My car was the only 3 speed overdrive (manual transmission) in the bunch; the guys on the set forgot and when they went to start her up she was in gear and lunged forward, almost taking out some equipment. “Bad Christine,” they shouted.
I bought her 18 years ago (in 1984) from the back lot of a studio in L.A. She was going to be used for a movie called Cat’s Eye, but they found a perfect red and white Belvedere, and this car was to be scrapped. My friend Al Newman from Classic Wheels out of Anaheim informed me that I may be able to save her.
The studio did not want the liability of selling cars to private parties, so he picked her up for parts; I was able to buy her for $900 and flatbedded her home along with boxes of parts. I was also given a script, movie stills, press kit, rubber moldings, fenders, etc. I even found the CQB-241 movie license plate in the trunk.

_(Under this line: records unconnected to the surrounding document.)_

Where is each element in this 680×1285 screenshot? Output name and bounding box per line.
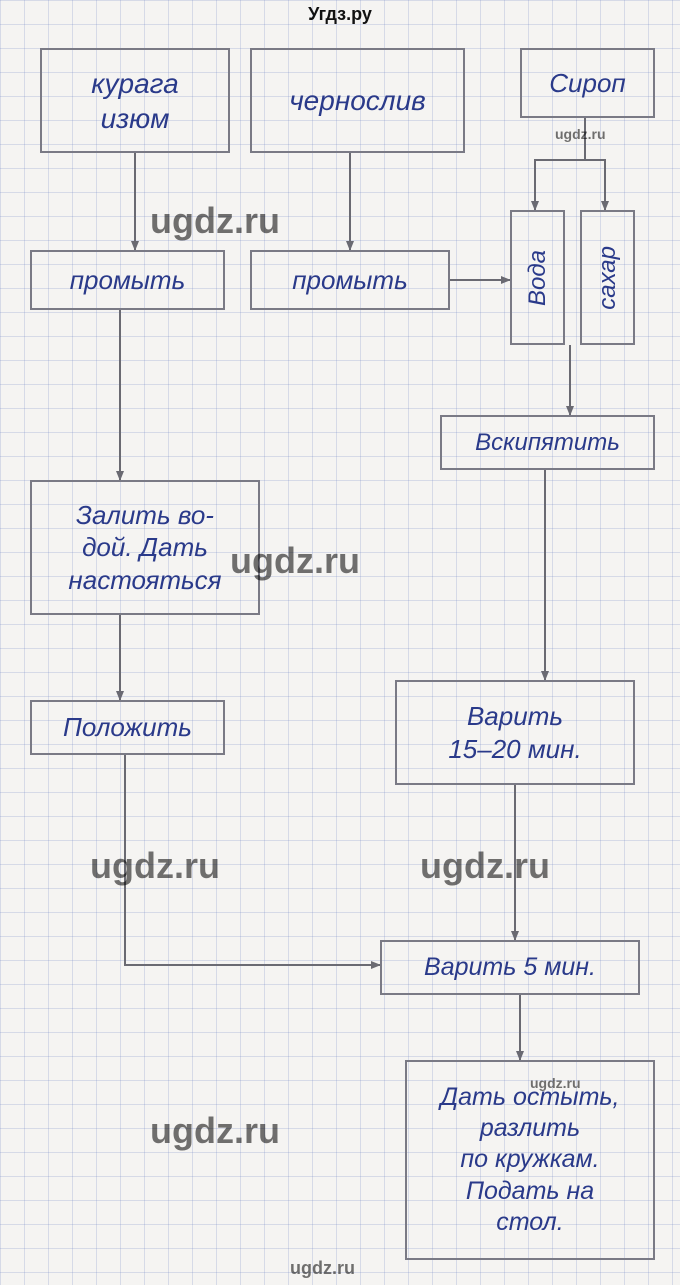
watermark-4: ugdz.ru xyxy=(420,845,550,887)
watermark-1: ugdz.ru xyxy=(150,200,280,242)
watermark-2: ugdz.ru xyxy=(230,540,360,582)
watermark-5: ugdz.ru xyxy=(150,1110,280,1152)
node-label: Варить 15–20 мин. xyxy=(448,700,581,765)
node-label: промыть xyxy=(70,264,186,297)
node-label: курага изюм xyxy=(91,66,178,136)
node-label: Сироп xyxy=(549,67,625,100)
watermark-3: ugdz.ru xyxy=(90,845,220,887)
watermark-0: ugdz.ru xyxy=(555,126,606,142)
flowchart-node-n7: сахар xyxy=(580,210,635,345)
node-label: Варить 5 мин. xyxy=(424,952,596,983)
flowchart-node-n8: Вскипятить xyxy=(440,415,655,470)
node-label: Положить xyxy=(63,711,192,744)
flowchart-node-n12: Варить 5 мин. xyxy=(380,940,640,995)
node-label: Вода xyxy=(523,250,553,306)
flowchart-node-n11: Варить 15–20 мин. xyxy=(395,680,635,785)
watermark-6: ugdz.ru xyxy=(530,1075,581,1091)
node-label: чернослив xyxy=(289,83,426,118)
node-label: промыть xyxy=(292,264,408,297)
flowchart-node-n5: промыть xyxy=(250,250,450,310)
node-label: Залить во- дой. Дать настояться xyxy=(68,499,221,597)
flowchart-node-n4: промыть xyxy=(30,250,225,310)
flowchart-node-n9: Залить во- дой. Дать настояться xyxy=(30,480,260,615)
node-label: Вскипятить xyxy=(475,428,620,458)
flowchart-node-n6: Вода xyxy=(510,210,565,345)
flowchart-node-n10: Положить xyxy=(30,700,225,755)
watermark-7: ugdz.ru xyxy=(290,1258,355,1279)
page-title: Угдз.ру xyxy=(0,4,680,25)
node-label: сахар xyxy=(593,246,623,310)
flowchart-node-n3: Сироп xyxy=(520,48,655,118)
flowchart-node-n2: чернослив xyxy=(250,48,465,153)
node-label: Дать остыть, разлить по кружкам. Подать … xyxy=(441,1082,620,1238)
flowchart-node-n1: курага изюм xyxy=(40,48,230,153)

When I bought the car she had no interior, just a roll cage, 5 point harness, and one plastic racing type seat; the windows were all painted black on the inside, except for a small section covered by a patch of black window tint for the stunt man. Most of the “chrome” was rubber or plastic. There were wooden beams between the firewall and front core support; the radiator was mounted in the trunk so that in crash scenes the radiator fluid would not spill out.
Running cars were labeled “Muscle one,” “Muscle two,” etc. My car had “Muscle two” on the underside of the hood (the non-runners were pulled on dollies). I was allowed to go into Bill and Ed’s Auto Wrecking in Fontana California to get parts from the others.
Ironically, like Arnie, I was able to pull parts off the wrecked cars. Most of my front and rear stainless came from the burn car (they had poured rubber cement all over the car and set it on fire). The Sport Line trim came from some of the ram cars, and out of the 1957 and 1958 Belvederes in the yard I was able to put the interior together.
I was 20 years old when I found Christine and put her back together. I did not set out to build a show car, just a nice driver, and she is still running and looking good after 18 years.